Carpentry teacher McKinnon says the cabins have to be designed and built to code.

"These houses have to pass inspection and the plans have to go through the municipality for an approval as well," he says.

"We can take a little extra time here at the school because we are learning as we go, but when it's done, it has to be as professional as any other house that's built."

One of McKinnon's carpentry students, Jace Day, who is part of the crew that will go to assemble the cabin in 100 Mile House, plans to pursue trades after completing high school.

"This gives me an experience working with floor plans and drawings and also it's just good to see on a resume, to see that I have built a cabin," Day says.

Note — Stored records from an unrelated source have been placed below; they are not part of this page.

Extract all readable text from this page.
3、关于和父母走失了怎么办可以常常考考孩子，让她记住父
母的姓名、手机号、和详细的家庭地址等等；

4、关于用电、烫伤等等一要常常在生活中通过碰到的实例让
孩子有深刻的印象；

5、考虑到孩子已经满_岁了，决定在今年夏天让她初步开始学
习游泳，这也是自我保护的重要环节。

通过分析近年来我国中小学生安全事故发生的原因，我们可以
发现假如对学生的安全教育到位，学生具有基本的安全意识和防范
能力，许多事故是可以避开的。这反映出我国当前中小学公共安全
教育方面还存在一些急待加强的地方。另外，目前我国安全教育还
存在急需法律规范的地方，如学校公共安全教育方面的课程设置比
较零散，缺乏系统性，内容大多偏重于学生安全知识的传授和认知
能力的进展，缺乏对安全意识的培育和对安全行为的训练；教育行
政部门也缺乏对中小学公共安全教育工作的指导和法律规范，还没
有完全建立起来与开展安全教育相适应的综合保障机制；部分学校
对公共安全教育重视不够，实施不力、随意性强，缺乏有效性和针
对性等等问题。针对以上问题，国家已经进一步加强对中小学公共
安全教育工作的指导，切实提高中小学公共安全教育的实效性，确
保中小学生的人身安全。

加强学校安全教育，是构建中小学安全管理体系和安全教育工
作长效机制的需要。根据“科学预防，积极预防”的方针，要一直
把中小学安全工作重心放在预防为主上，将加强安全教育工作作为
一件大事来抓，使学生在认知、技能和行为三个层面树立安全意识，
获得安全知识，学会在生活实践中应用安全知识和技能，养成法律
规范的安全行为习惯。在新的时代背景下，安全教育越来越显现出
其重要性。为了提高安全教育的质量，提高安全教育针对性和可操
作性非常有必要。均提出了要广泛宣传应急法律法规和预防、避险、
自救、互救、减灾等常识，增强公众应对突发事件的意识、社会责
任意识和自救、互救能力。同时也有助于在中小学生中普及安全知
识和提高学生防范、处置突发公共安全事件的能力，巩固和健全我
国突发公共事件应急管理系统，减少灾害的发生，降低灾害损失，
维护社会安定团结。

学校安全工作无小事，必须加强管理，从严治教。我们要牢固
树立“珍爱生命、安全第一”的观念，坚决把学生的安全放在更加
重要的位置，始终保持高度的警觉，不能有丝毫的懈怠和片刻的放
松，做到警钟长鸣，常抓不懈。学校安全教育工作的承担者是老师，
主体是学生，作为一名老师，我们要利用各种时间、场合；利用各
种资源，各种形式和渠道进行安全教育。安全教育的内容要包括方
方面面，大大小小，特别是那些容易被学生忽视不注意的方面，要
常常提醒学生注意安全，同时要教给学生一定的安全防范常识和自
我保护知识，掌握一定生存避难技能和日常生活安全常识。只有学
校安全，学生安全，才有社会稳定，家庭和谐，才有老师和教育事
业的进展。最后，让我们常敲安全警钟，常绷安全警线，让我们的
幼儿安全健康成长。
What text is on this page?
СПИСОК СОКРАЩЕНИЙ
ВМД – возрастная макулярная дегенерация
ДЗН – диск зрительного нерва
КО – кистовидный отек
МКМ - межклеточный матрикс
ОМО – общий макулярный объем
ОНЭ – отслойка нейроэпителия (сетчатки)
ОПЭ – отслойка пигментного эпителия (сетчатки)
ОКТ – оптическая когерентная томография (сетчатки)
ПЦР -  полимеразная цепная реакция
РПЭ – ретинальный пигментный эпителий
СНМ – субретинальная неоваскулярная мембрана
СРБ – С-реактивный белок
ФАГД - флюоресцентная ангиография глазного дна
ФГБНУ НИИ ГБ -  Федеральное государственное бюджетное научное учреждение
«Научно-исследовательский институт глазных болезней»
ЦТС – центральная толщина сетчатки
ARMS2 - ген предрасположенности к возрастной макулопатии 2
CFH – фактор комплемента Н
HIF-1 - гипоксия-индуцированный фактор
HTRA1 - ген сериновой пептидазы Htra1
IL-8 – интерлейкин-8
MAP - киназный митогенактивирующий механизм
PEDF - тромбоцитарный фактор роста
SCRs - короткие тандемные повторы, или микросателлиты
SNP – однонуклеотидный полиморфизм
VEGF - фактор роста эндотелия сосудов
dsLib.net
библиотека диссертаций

Drafting teacher Addison says his students were pretty excited to see their drawings come to life.

"That changes things.

Not too many students get to do that. They get to actually start from zero, with some ideas and then put it together, make some changes and start to see it grow." Matthew Wegener, one of Addison's students, says: "I get to see it (the plans) evolve over time and see it built up and make changes."

Ashley Robinson, who is planning to study architectural design upon graduation, is also pleased to have been involved in the process.

"It's definitely a different experience because we haven't done anything like this."